List every research method your UX team is using. Document the process for each, then figure out whether you can:

  • Automate repetitive admin tasks
  • Create templates to save time—such as consent forms or persona development 
  • Give control over a certain element (like recruiting participants) to a designated team member

Lucy Walsh kickstarted Spotify’s ResearchOps program by identifying low-hanging fruit she could tackle within a three to six-month timeframe. Lucy says this “would remove some of the time-consuming operational tasks that fell to our Researchers.”

"When I joined the team, Researchers were still printing consent forms, which would then have to be scanned and uploaded to a contract management system. Researchers were also still handling recruiting, whether this was via a third-party partner, or reaching out to our own internal lists of users. In my first few months, I, therefore, put in place processes to remove these time-consuming elements, including implementing digital signatures for consent forms and a Trello board for recruitment assistance."

Lucy Walsh, Spotify

User Researcher

4. Develop an insights hub

The final stage of your ResearchOps program is to develop a knowledge base. This will act as the home for all of your research and customer insights.

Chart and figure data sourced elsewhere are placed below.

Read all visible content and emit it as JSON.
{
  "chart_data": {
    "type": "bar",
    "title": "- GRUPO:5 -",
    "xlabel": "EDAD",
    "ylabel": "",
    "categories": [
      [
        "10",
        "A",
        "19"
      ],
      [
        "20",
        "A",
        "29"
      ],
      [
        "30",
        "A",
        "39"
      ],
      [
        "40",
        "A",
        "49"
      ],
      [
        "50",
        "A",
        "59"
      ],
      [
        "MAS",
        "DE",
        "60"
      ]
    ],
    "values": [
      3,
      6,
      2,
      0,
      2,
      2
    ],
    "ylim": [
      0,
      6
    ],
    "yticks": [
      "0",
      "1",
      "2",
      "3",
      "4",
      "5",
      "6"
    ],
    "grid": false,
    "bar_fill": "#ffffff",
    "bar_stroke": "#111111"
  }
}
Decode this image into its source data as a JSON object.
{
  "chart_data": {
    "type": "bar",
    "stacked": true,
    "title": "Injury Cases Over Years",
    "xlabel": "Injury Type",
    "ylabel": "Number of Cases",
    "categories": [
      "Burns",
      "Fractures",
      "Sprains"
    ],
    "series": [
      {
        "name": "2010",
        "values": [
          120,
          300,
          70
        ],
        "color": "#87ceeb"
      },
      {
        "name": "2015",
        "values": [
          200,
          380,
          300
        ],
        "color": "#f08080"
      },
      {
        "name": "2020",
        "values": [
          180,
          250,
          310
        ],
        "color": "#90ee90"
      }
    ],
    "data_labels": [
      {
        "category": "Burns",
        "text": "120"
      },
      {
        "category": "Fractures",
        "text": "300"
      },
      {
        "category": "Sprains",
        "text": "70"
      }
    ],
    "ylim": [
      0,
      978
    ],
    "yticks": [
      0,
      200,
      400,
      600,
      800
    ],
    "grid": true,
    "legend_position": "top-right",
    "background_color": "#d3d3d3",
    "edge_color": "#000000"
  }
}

Choose a platform like EnjoyHQ. Encourage everyone to upload their UX research data and customer feedback into the platform whenever they run new tests—regardless of how big (or small) the test was, or which department was responsible. 

You can even create guidelines for:

  • Tagging certain themes in your data 
  • Hashtag the type of data it is (qualitative or quantitative) 
  • Passing research insights through to teams who make changes based on them 

As we touched on earlier, having a central knowledge base prevents you from repeating UX activities (and draining budgets). When data is stored in one library, you’ll also have a streamlined way for researchers to share their data with people who can act on the insights.

The best part? The overwhelming majority (72%) of digital team members are experiencing a surge in the demand for UX. 

If you’re experiencing the same and employing new team members to cope with demand, this part of a ResearchOps program helps with onboarding. New hires will have immediate access to the library of research studies you’ve done, so nothing gets repeated—just built upon.  

Start your ResearchOps program today 

As you can see, ResearchOps is designed to take control over the people and research processes you’re using in your UX strategy, providing you with a centralized way to store and share UX data. 

It’ll help you save time, improve productivity and get the stakeholder buy-in that most UX teams are crying out for.

You’ll overcome operational challenges your user research department experiences and, perhaps most importantly, make better decisions, faster. 

Also, it's worth checking out the ResearchOps Community, it has a very useful Slack group, and lots of resources for you to find out more about this topic.